Limited edition of 100 copies, signed by the author. "This book is about the petroglyphs on the cliffs at Vantage, Washington. It is not an attempt to tell why but how they were put there."
"This is the first of my limited edition endeavors. I was teaching a class in printmaking at the Seattle University. One of my students, Sarah Spurgin, a professor at the Washington Central College in Ellensburge, who made the 225 mile trip three days a week to attend, told me about the Indian petroglyphs at Vantage, Washington. The following weekend my family and I drove over the Cascades to Vantage. We walked about 4 miles on the old C.C.C. trail to the site of the art work. We spent the day exploring the cliffs along the Columbia River. It was like a treasure hunt. Night falls early on the desert and this was not an exception. As the trail was crumbly in places we walked out in single file holding hands. It was a beautiful night filled with stars that reflected back from the black waters of the river below us. The idea for the story of Little No Name came to me on the trail.

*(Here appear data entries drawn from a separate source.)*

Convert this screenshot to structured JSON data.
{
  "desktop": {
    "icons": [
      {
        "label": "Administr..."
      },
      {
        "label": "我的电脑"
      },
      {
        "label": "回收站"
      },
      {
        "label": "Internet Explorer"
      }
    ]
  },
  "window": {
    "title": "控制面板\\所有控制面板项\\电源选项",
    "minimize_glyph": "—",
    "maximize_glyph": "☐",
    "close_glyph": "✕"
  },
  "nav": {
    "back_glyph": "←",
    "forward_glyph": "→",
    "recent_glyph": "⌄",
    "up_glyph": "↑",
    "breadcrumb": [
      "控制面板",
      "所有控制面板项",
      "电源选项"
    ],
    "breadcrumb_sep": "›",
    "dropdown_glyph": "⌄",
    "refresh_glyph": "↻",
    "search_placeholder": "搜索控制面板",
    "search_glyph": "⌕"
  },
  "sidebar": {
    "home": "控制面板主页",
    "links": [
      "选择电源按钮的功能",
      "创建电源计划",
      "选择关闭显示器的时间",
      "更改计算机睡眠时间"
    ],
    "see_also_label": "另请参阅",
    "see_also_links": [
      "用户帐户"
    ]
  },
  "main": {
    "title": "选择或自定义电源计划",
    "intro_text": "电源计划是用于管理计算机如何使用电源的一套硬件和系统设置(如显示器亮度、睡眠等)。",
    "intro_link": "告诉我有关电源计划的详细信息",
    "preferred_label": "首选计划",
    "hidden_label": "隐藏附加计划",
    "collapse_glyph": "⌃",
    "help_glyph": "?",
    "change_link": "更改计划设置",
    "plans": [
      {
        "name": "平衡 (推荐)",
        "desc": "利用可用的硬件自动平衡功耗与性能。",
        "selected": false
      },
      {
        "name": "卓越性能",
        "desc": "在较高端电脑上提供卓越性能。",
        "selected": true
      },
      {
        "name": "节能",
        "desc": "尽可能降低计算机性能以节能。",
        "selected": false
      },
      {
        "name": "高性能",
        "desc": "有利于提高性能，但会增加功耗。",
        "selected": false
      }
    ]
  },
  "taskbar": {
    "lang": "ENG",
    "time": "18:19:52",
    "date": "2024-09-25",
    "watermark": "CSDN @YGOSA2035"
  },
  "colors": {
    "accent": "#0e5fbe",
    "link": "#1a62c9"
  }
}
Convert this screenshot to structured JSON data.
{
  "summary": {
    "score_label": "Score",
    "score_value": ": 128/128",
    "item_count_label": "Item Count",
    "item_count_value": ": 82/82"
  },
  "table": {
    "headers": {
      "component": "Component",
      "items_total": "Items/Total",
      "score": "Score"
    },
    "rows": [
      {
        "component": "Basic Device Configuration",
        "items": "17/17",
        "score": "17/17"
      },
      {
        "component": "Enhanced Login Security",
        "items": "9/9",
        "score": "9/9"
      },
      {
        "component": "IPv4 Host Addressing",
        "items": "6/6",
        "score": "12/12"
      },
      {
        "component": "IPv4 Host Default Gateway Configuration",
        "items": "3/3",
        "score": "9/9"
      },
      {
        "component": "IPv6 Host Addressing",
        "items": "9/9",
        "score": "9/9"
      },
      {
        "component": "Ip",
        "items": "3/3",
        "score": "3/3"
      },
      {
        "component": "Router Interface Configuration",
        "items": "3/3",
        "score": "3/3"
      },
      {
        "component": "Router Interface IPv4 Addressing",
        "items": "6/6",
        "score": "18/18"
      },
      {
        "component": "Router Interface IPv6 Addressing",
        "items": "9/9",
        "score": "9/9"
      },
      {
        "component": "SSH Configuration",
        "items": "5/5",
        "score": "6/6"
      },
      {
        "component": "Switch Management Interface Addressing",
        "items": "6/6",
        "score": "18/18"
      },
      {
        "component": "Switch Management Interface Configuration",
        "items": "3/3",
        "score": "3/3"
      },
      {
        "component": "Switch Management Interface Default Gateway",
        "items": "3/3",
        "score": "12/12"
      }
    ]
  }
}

"We went back to Vantage every weekend for several months collecting research material before the dam below Vantage would drown the petroglyphs beneath rising water.
"When I began working on the blocks a student in my drawing class at the Burnley School of Professional Art posed for the Indian boy. At this time I took my prints to Dr. Vern Ray, the authority on the Plateau Indians of Eastern Washington, to check my accuracy in depicting clothing, etc. He was very helpful and said he was pleased I checked with him. I purchased an old Gordon Platen press from the local printing shop for $50.00, paid $5.00 to have it moved into the studio. I printed the edition of 100 books by turning the fly-wheel by hand. I chose Indian Red, Yellow ocher and black inks to enhance the primitive mood.
"I am not a master at printing type although I worked in a sign shop for awhile, but I decided to cut the text in wood rather than using metal hand-set type. I am pleased with the results, but never again.
"The binding I took to a bindery in Seattle. They stapled the loose pages together and 10 volumes were put in the covers backwards. Fortunately my margins were wide enough that they could be rebound. I was unhappy that the books did not lay flat.
"Little No Name was submitted to the exhibition ‘Books West of the Mississippi' sponsored by the Rounce and Coffin Club, San Francisco. The show went on a national tour and the edition went out of print the first year."